Opera Scotland

Derek Hammond Stroud Suggest updates

Born Stanmore, Middlesex, 10 January 1926.

Died Shrewsbury,  14 May 2012.

English baritone.

Derek Hammond Stroud enjoyed a successful career in opera and recital work, performing regularly with Sadler'sWells Opera, in roles that ranged from Rossini's Bartolo and Don Magnifico to Verdi's Rigoletto. He was particularly renowned for his interpretations of two Wagner parts, Beckmesser and Alberich, and for the complete contrast of Bunthorne in Patience.

He spent some time on army service in Burma and India, with the Royal West African Frontier Force. On his return he studied ophthalmic optics at Northampton Polytechnic (now the City University) from 1947 to 1949. He then worked as an ophthalmic optician before switching to singing, training in London at Trinity College of Music and in Germany with two great lieder singers, Elena Gerhardt and Gerhard Hüsch. He was always thereafter renowned for the clarity of his diction. His professional debut in 1955 was in the British première of Haydn's Orfeo ed Euridice, in a concert performance at the St Pancras Festival. He returned there in 1957 for Publius in La clemenza di Tito, at that time a work almost unknown, and again in 1963 for Rossini's La pietra del paragone.

In 1961 he joined Sadler's Wells Opera, where his early roles included Papageno, Bartolo and Cecil in Britten's Gloriana, as well as appearances in operettas by Offenbach and Strauss. He sang major roles by Verdi, both comic (Melitone) and serious (Rigoletto). His appearance as Bunthorne in John Cox's landmark production of Patience was highly memorable, in partnership with the Lady Jane of Heather Begg, who was later succeeded by the equally majestic Anne Collins. In 1968, under the guidance of conductor Reginald Goodall, he sang Beckmesser in the famous Sadler's Wells staging of Mastersingers, and a couple of years later, after the move to the Coliseum, added Alberich as the company built up its first Ring cycle. Two other serious roles he took on were Tonio in Pagliacci and Napoleon in Colin Graham's epic staging of Prokofiev's War and Peace.

He first sang Faninal in Der Rosenkavalier at Covent Garden in 1971. This was a role he also sang many times at the New York Met from 1977. Other parts at Covent Garden included Yamadori,  the Sacristan in Tosca, and Benoît, the grasping landlord in the first act of La bohème. This last role gained him great publicity on one occasion when he finished his performance and jumped into a taxi which took him to the Coliseum where he was scheduled to appear as Napoleon. He seems to have changed make-up and much of his costume en route.

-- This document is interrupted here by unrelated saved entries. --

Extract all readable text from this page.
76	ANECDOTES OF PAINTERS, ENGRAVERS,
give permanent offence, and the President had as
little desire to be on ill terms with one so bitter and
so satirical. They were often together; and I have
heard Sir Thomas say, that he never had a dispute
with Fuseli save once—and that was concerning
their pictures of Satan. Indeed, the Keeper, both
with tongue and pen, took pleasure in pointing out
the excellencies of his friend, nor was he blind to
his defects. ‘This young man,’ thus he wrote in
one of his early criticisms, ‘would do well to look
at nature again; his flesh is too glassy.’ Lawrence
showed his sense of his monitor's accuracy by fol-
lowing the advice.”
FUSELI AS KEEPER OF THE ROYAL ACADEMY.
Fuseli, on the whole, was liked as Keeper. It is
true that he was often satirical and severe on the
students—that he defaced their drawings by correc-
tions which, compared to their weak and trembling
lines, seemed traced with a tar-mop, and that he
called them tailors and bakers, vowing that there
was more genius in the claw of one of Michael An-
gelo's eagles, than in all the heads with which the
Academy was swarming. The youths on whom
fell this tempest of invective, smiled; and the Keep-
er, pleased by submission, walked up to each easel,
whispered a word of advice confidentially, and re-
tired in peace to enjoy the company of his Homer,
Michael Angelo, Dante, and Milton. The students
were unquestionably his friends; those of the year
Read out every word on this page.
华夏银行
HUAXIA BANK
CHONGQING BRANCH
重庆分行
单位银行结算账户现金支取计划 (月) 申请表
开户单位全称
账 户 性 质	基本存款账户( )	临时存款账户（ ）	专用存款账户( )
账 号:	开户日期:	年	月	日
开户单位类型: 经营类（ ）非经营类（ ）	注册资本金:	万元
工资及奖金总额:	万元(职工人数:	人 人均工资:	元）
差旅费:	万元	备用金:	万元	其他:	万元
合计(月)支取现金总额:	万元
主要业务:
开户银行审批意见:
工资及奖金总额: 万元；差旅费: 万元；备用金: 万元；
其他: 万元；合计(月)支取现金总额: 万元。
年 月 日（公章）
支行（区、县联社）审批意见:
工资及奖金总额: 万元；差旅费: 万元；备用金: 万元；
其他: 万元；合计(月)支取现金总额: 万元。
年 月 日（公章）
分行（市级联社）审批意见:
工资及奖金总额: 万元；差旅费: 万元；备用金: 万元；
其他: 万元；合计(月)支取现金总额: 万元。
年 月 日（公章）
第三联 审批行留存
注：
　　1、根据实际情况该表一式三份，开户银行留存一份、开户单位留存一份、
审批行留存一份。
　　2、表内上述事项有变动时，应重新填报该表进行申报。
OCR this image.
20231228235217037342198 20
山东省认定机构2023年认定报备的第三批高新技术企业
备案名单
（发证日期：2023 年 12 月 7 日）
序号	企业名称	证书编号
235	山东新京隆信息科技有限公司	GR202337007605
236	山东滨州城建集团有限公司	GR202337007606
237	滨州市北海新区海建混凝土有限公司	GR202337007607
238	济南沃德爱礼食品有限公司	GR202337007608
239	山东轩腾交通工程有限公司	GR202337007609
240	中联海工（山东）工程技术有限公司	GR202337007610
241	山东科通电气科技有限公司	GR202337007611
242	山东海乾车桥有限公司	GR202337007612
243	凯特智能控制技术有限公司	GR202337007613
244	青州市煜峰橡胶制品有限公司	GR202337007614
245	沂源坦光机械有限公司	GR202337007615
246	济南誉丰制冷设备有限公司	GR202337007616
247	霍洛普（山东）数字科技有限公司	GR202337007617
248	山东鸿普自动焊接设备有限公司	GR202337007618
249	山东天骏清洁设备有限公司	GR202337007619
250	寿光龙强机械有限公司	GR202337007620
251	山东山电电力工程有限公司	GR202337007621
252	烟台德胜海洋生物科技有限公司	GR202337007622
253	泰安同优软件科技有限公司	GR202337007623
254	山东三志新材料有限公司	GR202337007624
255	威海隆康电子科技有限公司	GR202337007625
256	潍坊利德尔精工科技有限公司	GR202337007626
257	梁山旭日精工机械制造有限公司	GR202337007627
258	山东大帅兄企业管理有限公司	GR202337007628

His only Edinburgh Festival performances were in the Glyndebourne Chorus (1960), then as one of the reciters in a performance of Walton's Façade in 1974. At the Glyndebourne Festival he appeared in Einem's The Visit of the Old Lady (1973) and as Mr Upfold in Peter Hall's 1984 staging of Albert Herring.

His performances as Beckmesser and Alberich are both preserved in live performances on CD. He also recorded Melitone and Faninal, and earlier appearances on disc include Sadler's Wells operetta extracts as Calchas in La belle Hélène and Zsupan in The Gipsy Baron. He can also be seen on two of the Warner Video series of Gilbert and Sullivan operettas, as Bunthorne in a recreation of the John Cox production of Patience, and as the Lord Chancellor in a staging of Iolanthe by David Pountney. The Glyndebourne Albert Herring has also been available on DVD. The BBC have, however, never released a video of The Bear by Walton, conducted by the composer in 1970, in which he sings the servant, Luka.